Wort zur Woche
von Pfr. Peter Radziwill
Ausgegraben
Seit Mitte August haben künftige Archäologen auf dem Galgenhügel in Perleberg nach Zeugnisse der Vorzeit gegraben. Als Theologe grabe ich auch, aber nicht in der Erde sondern in den alten Texten des Glaubens.
Manchmal sagen mir Menschen: „Was geht mich die Geschichte an? Ich lebe heute.“ Auch Archäologen und Theologen leben heute und sie interessieren sich nicht nur für die Geschichte, weil sie wissen wollen, was früher war. Bei ihrer Suche gewinnen sie auch Einsichten, die für das Heute wichtig sind.
Von der Grabung in Perleberg habe ich gelernt: Ein Hinrichtungsplatz zeugte bis in die Neuzeit von der Bedeutung einer Stadt. Wie der Roland auf dem Marktplatz war er ein Zeichen der verliehenen Gerichtsbarkeit. Andererseits zeugt ein Galgenberg auch von der Grausamkeit der damaligen Zeit.
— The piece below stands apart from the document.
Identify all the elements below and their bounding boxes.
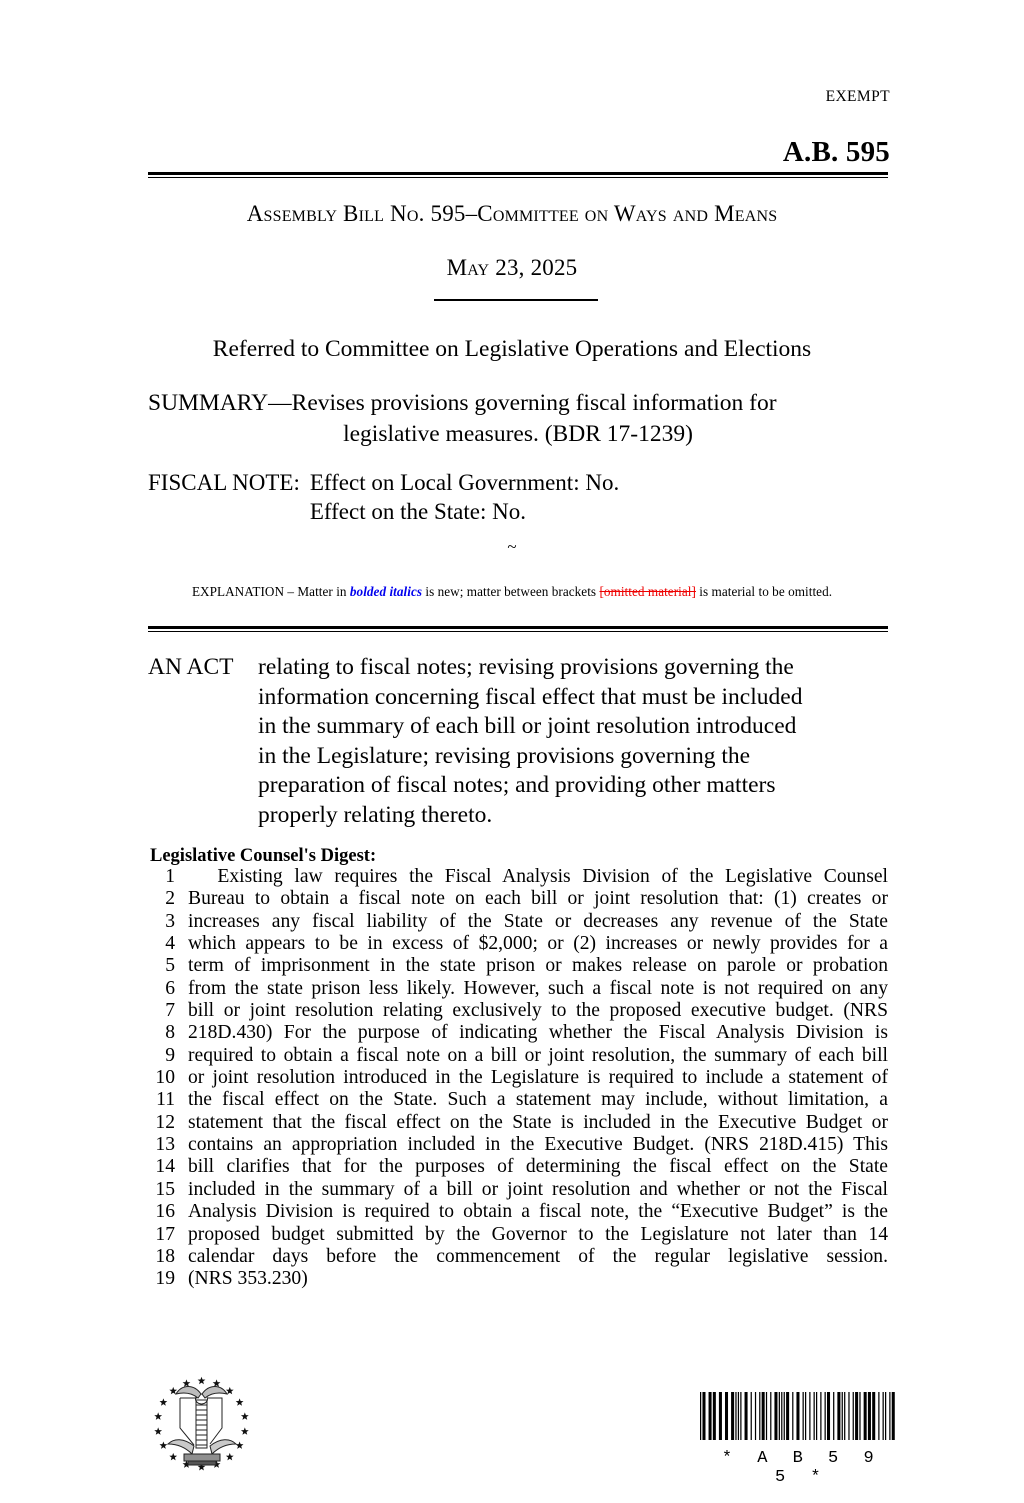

Möglicherweise graben die Archäologen kommender Zeiten die heutigen Zeugnisse von Hass und Gewalt aus. Aber vielleicht auch können wir - im persönlichen Leben und in der großen Politik - lernen, auf Gewalt zu verzichten.
Als Theologe grabe ich in dieser Woche an einem alten Bibeltext:
„Das geknickte Rohr wird Gott nicht zerbrechen, und den glimmenden Docht wird er nicht auslöschen.“
Mancher Mensch, der mir begegnet, ist durch seine Lebenserfahrungen geknickt. Manche Hoffnung, die Menschen hegen, droht zu verlöschen.
Was der Prophet vor weit über 2000 Jahren aufgeschrieben hat, ist für mich heute ebenso aktuell. Vielleicht hilft dieses alte Wort den Menschen heute, einander anzunehmen und zuzusprechen, dass niemand zerbricht oder ausgelöscht oder „in Anatolien entsorgt“ wird.
Die Ausgrabung am Galgenberg hat viel zutage gefördert. Vieles ist aber noch verborgen. So geht es mir auch, wenn ich in der Bibel grabe. Ich entdecke Neues und überraschend Aktuelles, aber es bleibt auch noch viel, was zu entdecken ist, in jeder Gegenwart neu.